Chi decide cos’è una donna? Il caso Semenya divide lo sport e porta la Svizzera a processo

È attesa per domani, giovedì 10 luglio, la decisione definitiva della Grande Camera della Corte europea dei diritti dell’uomo (Corte EDU) sul caso Semenya contro Svizzera. La vicenda riguarda l’obbligo per alcune atlete nate con caratteristiche sessuali atipiche – tra cui un livello naturalmente elevato di testosterone – di abbassare farmacologicamente tali valori per poter gareggiare in competizioni femminili. La decisione potrebbe avere ripercussioni sul sistema sportivo internazionale, ma anche sul ruolo dei tribunali arbitrali e sulla protezione dei diritti umani da parte degli Stati che li ospitano.
Il caso
Caster Semenya, mezzofondista sudafricana due volte campionessa olimpica negli 800 metri, è nata con una variazione delle caratteristiche sessuali, classificata come Difference in Sex Development (DSD). Nel 2018 la federazione internazionale di atletica leggera, World Athletics, ha introdotto un regolamento che impone alle atlete con DSD di assumere farmaci per abbassare i livelli di testosterone, qualora intendano partecipare a gare tra i 400 e i 1600 metri nella categoria femminile.
Semenya si è opposta a tale prescrizione e, a partire dal 2019, non ha più potuto partecipare alle competizioni internazionali. La sua contestazione è stata inizialmente esaminata dal Tribunale arbitrale dello sport (TAS/CAS), con sede a Losanna, che ha confermato la validità del regolamento. Un successivo ricorso al Tribunale federale svizzero ha avuto lo stesso esito. L’atleta si è quindi rivolta alla Corte EDU.
I diritti in discussione
La Corte europea è chiamata a esprimersi su tre articoli della Convenzione europea dei diritti dell’uomo:
- il diritto al rispetto della vita privata (art. 8 CEDU),
- il divieto di discriminazione (art. 14),
- il diritto a un ricorso effettivo (art. 13).
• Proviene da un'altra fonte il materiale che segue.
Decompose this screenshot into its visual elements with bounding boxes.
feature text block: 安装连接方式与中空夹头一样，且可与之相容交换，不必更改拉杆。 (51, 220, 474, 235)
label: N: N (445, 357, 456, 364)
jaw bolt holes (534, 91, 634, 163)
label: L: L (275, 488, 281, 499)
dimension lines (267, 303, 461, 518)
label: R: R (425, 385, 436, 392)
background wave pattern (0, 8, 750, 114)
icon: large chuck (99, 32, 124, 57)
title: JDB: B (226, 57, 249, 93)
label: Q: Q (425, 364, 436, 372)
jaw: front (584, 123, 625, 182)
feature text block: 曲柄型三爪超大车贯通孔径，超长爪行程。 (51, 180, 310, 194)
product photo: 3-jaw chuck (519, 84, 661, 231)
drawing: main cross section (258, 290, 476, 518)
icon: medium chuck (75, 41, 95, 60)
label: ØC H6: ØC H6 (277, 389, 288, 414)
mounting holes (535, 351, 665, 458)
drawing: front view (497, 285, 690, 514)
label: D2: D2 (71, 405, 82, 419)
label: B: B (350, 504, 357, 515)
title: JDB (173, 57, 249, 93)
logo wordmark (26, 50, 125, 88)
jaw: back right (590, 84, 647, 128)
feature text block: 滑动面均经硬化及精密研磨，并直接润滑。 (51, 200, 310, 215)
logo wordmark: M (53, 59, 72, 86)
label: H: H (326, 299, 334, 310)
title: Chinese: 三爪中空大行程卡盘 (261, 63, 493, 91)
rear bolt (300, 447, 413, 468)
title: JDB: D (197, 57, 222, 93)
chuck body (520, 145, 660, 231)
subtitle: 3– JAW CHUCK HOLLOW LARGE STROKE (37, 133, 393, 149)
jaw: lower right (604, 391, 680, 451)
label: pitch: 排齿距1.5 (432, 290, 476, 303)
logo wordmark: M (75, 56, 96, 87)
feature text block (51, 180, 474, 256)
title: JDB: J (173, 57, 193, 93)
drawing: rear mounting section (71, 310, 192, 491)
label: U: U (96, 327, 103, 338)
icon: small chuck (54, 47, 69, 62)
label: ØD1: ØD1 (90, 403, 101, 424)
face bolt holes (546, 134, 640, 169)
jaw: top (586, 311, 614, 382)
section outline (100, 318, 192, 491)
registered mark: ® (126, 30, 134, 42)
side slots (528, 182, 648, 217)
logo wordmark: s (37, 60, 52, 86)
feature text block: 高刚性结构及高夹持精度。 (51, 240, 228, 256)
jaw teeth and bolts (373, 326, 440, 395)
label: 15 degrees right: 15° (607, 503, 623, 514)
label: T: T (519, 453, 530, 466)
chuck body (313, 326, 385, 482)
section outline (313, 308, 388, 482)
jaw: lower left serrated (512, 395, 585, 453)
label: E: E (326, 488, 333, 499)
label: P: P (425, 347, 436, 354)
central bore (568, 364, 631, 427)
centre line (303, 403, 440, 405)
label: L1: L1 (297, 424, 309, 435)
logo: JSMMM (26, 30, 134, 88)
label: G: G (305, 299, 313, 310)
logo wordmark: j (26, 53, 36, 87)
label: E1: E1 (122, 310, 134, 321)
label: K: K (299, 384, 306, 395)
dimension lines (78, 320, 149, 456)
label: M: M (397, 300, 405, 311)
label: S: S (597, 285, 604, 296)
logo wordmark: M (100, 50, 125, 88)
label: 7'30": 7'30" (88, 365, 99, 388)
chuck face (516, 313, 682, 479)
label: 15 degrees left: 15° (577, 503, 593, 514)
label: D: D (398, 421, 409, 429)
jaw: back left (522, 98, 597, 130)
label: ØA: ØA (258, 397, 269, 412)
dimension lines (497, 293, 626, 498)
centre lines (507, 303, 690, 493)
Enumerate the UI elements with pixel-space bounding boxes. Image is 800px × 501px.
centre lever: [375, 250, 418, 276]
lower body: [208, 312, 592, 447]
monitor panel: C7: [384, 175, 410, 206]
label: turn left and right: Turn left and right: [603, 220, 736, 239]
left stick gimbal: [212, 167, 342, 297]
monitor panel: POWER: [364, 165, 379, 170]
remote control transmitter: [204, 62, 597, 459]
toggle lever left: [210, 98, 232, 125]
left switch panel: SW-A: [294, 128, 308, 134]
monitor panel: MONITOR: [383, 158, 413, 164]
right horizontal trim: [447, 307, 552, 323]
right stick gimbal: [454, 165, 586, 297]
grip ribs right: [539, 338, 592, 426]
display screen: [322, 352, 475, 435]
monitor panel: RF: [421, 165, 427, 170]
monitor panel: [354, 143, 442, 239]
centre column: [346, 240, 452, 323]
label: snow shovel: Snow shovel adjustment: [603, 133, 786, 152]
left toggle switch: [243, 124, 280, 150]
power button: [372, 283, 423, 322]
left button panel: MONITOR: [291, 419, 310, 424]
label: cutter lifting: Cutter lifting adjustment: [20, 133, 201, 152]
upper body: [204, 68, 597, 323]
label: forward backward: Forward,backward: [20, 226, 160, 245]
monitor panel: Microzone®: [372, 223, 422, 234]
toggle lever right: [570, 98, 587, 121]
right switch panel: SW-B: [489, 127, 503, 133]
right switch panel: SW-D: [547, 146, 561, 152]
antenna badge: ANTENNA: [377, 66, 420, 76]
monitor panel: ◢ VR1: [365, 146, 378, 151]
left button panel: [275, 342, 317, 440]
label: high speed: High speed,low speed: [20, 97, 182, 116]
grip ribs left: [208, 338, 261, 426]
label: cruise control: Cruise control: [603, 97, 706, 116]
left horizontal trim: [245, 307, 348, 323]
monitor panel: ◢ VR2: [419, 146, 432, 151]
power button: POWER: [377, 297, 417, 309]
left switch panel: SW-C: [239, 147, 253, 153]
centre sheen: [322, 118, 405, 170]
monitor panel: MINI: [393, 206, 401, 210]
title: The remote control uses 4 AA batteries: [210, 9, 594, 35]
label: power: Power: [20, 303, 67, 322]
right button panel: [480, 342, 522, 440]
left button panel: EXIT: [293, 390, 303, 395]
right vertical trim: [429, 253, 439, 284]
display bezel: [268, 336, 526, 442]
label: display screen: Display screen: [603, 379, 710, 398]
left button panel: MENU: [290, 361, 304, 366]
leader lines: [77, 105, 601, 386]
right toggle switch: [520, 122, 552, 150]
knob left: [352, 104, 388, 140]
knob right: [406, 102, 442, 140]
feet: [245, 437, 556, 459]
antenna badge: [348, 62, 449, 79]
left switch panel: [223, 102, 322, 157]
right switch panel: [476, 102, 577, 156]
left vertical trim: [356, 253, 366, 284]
Nel luglio 2023, una prima pronuncia della Corte aveva stabilito che la Svizzera non aveva garantito a Semenya un esame adeguato delle sue denunce da parte delle autorità giudiziarie, rilevando quindi una violazione dei suoi diritti. La decisione era stata impugnata dallo Stato elvetico, che ha chiesto un riesame da parte della Grande Camera, il massimo grado di giudizio della Corte.
Il ruolo della Svizzera
Il legame tra la vicenda e la Svizzera riguarda la sede del Tribunale arbitrale dello sport (TAS/CAS), che ha sede a Losanna. Creato nel 1984 su iniziativa del Comitato olimpico internazionale, il TAS/CAS è un tribunale privato che si occupa della risoluzione delle controversie in ambito sportivo. Gli atleti che partecipano a competizioni internazionali accettano di vincolarsi a tale giurisdizione, rinunciando di fatto ad adire tribunali pubblici.
Questo elemento ha sollevato interrogativi circa la possibilità, per persone soggette a decisioni del TAS/CAS, di accedere a garanzie giudiziarie equivalenti a quelle offerte dai sistemi giuridici statali. La Corte EDU dovrà quindi valutare se il sistema arbitrale – e la vigilanza esercitata dalle autorità svizzere – rispetti gli standard previsti dalla Convenzione.
Le questioni aperte
Il caso Semenya contro Svizzera solleva due serie di questioni. La prima riguarda il rapporto tra sport e diritti delle persone intersessuali: è legittimo richiedere modifiche ormonali per garantire l’equità nelle competizioni? In che modo tali regolamenti possono incidere sulla privacy e sull’integrità fisica degli atleti?
La seconda riguarda l’equilibrio tra autorità pubbliche e organismi privati. Organizzazioni come World Athletics o il TAS/CAS esercitano un’influenza significativa sulla vita professionale degli atleti, pur operando fuori dai circuiti giurisdizionali statali. La sentenza della Grande Camera potrebbe fornire indicazioni su come bilanciare autonomia sportiva e tutela dei diritti fondamentali, anche quando a essere coinvolti sono enti privati con sede in paesi terzi.
L’esito del pronunciamento potrebbe incidere sul modo in cui le federazioni sportive internazionali redigono e applicano i propri regolamenti, ma anche sul ruolo di vigilanza che gli Stati devono esercitare sui meccanismi arbitrali che si svolgono nel loro territorio. Il verdetto della Corte EDU costituirà una tappa significativa nel dialogo tra sport, giustizia e diritti umani in Europa.